Diogo Spencer

Personal information
- Full name: Diogo Filipe Spencer Marques
- Date of birth: 17 April 2004 (age 22)
- Place of birth: Lisbon, Portugal
- Height: 1.78 m (5 ft 10 in)
- Position: Right back

Team information
- Current team: Alverca
- Number: 82

Youth career
- 2014–2015: CAC
- 2015–2016: Sacavenense
- 2016–2024: Benfica

Senior career*
- Years: Team / Apps / (Gls)
- 2023–2026: Benfica B / 39 / (1)
- 2024–2026: Benfica / 1 / (0)
- 2025–2026: → AVS (loan) / 13 / (1)
- 2026–: Alverca / 7 / (0)

International career
- 2023: Portugal U20 / 1 / (0)

= Diogo Spencer =

Portuguese footballer (born 2004)

Diogo Filipe Spencer Marques (born 17 April 2004) is a Portuguese professional footballer who plays as a right-back for Primeira Liga club Alverca.

==Club career==
===Benfica===
Born in Lisbon, Spencer began playing football as a midfielder for CAC. After a season at Sacavenense, he joined the youth ranks of Benfica aged 12. In August 2020, aged 16, he signed his first professional contract. He was a member of the team that won the UEFA Youth League in 2021–22, and in March 2023 he extended his contract by an undisclosed length.

On 14 April 2024, Spencer made his first-team debut in the Primeira Liga, in a 3–0 home win over Moreirense; he came on as a last-minute substitute for Tiago Gouveia. Over the season he also played for the youth, under-23 and reserve teams, totalling 13 games for the last of those in Liga Portugal 2 and scoring once to equalise in a 1–1 draw away to Tondela. In December 2024, he and fellow 20-year-olds Diogo Prioste and Hugo Félix extended their contracts to 2029.

Spencer was loaned to fellow top-flight club AVS on 19 August 2025, for the season.
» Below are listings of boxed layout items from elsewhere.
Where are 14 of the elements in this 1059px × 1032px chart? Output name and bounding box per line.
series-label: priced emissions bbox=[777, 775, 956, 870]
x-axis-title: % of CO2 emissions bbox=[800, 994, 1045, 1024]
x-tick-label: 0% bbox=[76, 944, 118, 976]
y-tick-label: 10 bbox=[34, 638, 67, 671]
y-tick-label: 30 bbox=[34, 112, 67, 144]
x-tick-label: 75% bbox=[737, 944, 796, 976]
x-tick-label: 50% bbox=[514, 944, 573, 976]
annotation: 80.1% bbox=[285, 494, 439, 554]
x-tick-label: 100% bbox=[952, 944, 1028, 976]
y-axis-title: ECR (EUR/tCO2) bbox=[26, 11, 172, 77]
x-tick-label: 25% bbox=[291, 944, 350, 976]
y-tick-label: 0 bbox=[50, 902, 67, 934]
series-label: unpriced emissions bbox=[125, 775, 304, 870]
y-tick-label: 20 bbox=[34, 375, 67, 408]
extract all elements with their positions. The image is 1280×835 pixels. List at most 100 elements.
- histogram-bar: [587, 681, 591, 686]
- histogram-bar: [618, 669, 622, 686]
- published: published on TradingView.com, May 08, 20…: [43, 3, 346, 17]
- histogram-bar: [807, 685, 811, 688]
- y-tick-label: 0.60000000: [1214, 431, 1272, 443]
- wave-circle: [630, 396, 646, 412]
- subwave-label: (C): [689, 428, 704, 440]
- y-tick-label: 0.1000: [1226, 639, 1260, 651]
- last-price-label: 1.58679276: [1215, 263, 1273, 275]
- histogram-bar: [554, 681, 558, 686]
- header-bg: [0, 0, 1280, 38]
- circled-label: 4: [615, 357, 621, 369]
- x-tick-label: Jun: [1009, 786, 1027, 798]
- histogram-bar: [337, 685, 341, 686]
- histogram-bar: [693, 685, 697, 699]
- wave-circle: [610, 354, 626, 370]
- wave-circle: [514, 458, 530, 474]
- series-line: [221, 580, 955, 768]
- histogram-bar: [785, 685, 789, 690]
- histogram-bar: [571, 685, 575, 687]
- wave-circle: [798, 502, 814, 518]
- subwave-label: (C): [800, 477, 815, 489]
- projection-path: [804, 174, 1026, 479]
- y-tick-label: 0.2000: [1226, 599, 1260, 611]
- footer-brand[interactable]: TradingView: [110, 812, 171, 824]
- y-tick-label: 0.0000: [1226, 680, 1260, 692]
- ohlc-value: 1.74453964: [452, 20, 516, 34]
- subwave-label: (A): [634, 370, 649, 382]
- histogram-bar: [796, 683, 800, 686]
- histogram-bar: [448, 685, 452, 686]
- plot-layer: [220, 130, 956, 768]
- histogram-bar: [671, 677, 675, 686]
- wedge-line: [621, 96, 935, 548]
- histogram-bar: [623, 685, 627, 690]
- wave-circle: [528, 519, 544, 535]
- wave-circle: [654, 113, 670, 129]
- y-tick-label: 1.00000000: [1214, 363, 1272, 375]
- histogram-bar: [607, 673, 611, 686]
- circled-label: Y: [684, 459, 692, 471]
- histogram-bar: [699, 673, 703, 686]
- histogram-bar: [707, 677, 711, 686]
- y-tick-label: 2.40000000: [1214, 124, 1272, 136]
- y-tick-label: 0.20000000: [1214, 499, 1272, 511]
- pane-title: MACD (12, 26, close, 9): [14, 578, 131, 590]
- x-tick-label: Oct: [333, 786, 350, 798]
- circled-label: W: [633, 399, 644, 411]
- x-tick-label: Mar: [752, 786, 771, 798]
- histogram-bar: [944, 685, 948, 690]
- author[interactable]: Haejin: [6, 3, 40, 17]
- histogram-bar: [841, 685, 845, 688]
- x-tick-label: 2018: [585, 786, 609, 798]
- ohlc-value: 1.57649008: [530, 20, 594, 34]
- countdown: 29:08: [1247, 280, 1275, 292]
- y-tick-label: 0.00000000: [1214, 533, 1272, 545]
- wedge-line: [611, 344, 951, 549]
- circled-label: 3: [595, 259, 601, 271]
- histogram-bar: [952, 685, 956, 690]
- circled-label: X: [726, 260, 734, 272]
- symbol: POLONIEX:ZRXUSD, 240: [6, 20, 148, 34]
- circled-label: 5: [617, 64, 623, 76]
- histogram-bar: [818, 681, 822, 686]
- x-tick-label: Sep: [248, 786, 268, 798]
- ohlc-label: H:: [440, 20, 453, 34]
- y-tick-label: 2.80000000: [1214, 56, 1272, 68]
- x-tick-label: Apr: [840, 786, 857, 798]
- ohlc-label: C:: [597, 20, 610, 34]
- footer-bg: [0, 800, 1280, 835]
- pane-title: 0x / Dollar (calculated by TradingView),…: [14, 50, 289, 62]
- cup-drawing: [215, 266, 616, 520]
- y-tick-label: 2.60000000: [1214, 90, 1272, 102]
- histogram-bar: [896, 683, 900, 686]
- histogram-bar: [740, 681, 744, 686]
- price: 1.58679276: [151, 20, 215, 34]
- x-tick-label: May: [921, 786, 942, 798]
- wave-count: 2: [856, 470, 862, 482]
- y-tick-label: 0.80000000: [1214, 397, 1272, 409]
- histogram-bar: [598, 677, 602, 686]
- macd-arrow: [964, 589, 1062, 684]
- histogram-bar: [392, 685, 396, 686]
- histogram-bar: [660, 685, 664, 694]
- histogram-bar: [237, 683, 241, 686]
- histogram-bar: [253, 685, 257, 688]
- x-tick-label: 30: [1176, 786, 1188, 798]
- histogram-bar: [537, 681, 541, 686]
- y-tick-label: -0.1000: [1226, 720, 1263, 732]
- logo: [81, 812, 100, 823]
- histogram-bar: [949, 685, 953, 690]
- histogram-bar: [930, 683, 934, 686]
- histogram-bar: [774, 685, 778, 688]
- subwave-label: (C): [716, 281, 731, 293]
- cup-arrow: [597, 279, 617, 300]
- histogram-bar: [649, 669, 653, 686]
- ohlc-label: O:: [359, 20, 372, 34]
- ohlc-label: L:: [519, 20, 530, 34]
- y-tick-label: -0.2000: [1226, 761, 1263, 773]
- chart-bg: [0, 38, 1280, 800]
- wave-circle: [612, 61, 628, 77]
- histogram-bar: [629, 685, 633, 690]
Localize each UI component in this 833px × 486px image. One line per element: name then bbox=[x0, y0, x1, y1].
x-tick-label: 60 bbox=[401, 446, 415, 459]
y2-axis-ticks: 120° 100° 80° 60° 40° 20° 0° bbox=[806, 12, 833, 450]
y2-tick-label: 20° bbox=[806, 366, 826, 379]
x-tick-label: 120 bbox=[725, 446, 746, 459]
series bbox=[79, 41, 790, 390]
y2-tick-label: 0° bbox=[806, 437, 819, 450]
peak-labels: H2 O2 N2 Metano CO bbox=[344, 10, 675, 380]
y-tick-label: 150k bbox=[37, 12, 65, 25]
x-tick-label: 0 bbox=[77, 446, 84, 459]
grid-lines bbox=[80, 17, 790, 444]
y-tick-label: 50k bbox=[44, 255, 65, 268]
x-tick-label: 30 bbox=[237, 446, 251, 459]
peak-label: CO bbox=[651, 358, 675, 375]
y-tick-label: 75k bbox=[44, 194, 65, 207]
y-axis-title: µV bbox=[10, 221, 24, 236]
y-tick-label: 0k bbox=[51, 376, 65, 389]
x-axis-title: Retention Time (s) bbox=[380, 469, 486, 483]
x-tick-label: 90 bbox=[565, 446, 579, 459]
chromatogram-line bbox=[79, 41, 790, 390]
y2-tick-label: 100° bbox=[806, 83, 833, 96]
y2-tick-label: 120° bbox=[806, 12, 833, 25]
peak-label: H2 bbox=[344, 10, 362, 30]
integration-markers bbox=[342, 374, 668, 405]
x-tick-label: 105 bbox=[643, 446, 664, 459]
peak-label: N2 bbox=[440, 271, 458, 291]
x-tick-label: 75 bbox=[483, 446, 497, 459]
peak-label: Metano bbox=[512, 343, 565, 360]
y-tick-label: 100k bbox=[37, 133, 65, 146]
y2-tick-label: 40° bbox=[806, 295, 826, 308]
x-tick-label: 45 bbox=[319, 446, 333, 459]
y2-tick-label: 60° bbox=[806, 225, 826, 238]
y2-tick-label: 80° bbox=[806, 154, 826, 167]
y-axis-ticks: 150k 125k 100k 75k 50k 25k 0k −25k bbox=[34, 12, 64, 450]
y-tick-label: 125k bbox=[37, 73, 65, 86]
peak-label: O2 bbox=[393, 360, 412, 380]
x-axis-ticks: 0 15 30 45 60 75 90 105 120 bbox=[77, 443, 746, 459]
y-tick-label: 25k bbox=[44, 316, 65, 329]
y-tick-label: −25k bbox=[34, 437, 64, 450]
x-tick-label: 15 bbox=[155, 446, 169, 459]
On 13 September, in his third game for the club from Vila das Aves, he scored his first Primeira Liga goal in a 3–1 loss away to Estoril. On 18 October, in a Taça de Portugal third round match away to Guarda Football Association team Fornos de Algodres, he scored twice in a 7–0 win. On 30 January 2026, having scored 3 goals in 16 appearances for AVS, his loan was terminated.

===Alverca===
The same day his loan at AVS was terminated, Spencer permanently left Benfica, joining Primeira Liga side Alverca. On 21 February 2026, he made his debut for the club in a 1–1 draw at home to Santa Clara as Nabil Touaizi was suspended for accumulation of five yellow cards.

==International career==
On 17 November 2023, Spencer made his only appearance for the Portugal under-20 team, as a last-minute substitute for David Monteiro in a 2–1 friendly win over Norway in Amarante.